The mechanism of acupuncture analgesia (AA) has been widely explored since the 1970s. Early studies investigated the relationship between acupuncture and endogenous opiates (beta-endorphin, enkephalin, endomorphin and dynorphin). Before the 1990s, most experts agreed on the concept that in normal animal models, lower frequency electroacupuncture (EA) stimulates the release of beta-endorphin, enkephalin and endomorphin, which in turn activates the mu- and delta-opioid receptors, and that higher frequency EA stimulates dynorphin which activates the kappa-opioid receptor. Besides endogenous opiates, our studies have focused on serotonin. The serotoninergic descending inhibitory pathway is suggested to be an important mechanism of acupuncture analgesic, collaborating with endogenous opiates. Many efforts have been made to clarify these mechanisms, but to date no satisfactory consensus has been reached. In the late 1990s, researchers began to focus on the different analgesic effects of EA between normal and hyperalgesic animal models. Published data from these studies imply that normal and hyperalgesic animals respond differently to EA. Results from experiments on the anti-hyperalgesia effect of EA have raised a new issue about the influences of EA on receptors to excitatory amino acid in the spinal cord level. Results from various studies have shown that these receptors play a role in the mechanism of AA. Recently, research on the autonomic nervous system (ANS) seem to indicate its connection with acupuncture. The inflammatory reflex (via the ANS) might be a crucial part of anti-hyperalgesia elicited by acupuncture, and this reflex, which regulates the immune system in the organism, can elucidate not only the mechanism of AA but also the mechanism of acupuncture applied to other inflammatory conditions. Innovation of functional image study enables us to analyze the responses of cortex on living human body to acupuncture. However, results of these experiments are still controversial. After 30 years of acupuncture research, there are still many puzzles left to be solved regarding the mechanism of AA.

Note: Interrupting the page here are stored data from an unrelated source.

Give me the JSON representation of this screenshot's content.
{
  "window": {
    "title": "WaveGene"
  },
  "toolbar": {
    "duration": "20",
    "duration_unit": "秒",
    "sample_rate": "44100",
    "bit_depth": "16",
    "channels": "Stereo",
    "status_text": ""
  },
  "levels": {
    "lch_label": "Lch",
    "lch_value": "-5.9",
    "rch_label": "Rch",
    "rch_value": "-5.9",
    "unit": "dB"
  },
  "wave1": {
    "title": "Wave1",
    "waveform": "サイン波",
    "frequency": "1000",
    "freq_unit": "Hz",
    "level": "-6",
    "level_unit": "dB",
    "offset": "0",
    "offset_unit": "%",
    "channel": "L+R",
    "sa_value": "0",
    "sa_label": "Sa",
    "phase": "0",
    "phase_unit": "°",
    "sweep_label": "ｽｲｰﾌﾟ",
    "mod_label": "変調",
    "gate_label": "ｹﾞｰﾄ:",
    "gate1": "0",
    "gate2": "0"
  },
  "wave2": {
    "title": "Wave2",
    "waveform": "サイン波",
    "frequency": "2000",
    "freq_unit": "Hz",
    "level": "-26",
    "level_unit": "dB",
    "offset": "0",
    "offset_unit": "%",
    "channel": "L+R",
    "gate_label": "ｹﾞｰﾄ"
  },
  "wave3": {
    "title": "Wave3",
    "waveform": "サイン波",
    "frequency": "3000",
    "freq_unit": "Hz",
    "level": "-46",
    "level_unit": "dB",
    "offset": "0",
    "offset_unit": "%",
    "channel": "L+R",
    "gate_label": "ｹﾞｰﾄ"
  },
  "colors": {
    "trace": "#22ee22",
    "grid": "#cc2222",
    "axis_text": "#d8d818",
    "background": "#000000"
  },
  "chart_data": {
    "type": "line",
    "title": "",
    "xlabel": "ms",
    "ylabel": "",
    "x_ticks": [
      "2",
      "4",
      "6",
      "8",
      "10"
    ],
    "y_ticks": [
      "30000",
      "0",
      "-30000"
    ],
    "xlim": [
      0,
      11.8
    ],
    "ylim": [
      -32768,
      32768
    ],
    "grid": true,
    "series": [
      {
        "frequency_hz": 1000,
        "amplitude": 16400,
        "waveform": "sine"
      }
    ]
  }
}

自20世纪70年代以来,针刺镇痛(AA)的机制一直受到广泛探索。早期研究调查了针刺与内源性阿片类物质(β-内啡肽、脑啡肽、内吗啡肽和强啡肽)之间的关系。在20世纪90年代之前,大多数专家认同这样的概念:在正常动物模型中,低频电针(EA)刺激β-内啡肽、脑啡肽和内吗啡肽的释放,进而激活μ-和δ-阿片受体;而高频EA刺激强啡肽,其激活κ-阿片受体。除了内源性阿片类物质,我们的研究聚焦于5-羟色胺。5-羟色胺能下行抑制通路被认为是针刺镇痛的重要机制,与内源性阿片类物质协同作用。人们为阐明这些机制付出了诸多努力,但迄今为止尚未达成令人满意的共识。在20世纪90年代后期,研究人员开始关注正常和痛觉过敏动物模型中EA的不同镇痛效果。这些研究发表的数据表明,正常和痛觉过敏动物对EA的反应不同。EA抗痛觉过敏作用的实验结果引发了一个关于EA对脊髓水平兴奋性氨基酸受体影响的新问题。各种研究结果表明,这些受体在AA机制中发挥作用。最近,对自主神经系统(ANS)的研究似乎表明其与针刺有关。(通过ANS的)炎症反射可能是针刺引起抗痛觉过敏的关键部分,并且这种调节机体免疫系统的反射不仅可以阐明AA的机制,还能解释针刺应用于其他炎症性疾病的机制。功能影像研究的创新使我们能够分析活体人体皮层对针刺的反应。然而,这些实验结果仍存在争议。经过30年的针刺研究,关于AA机制仍有许多谜题有待解决。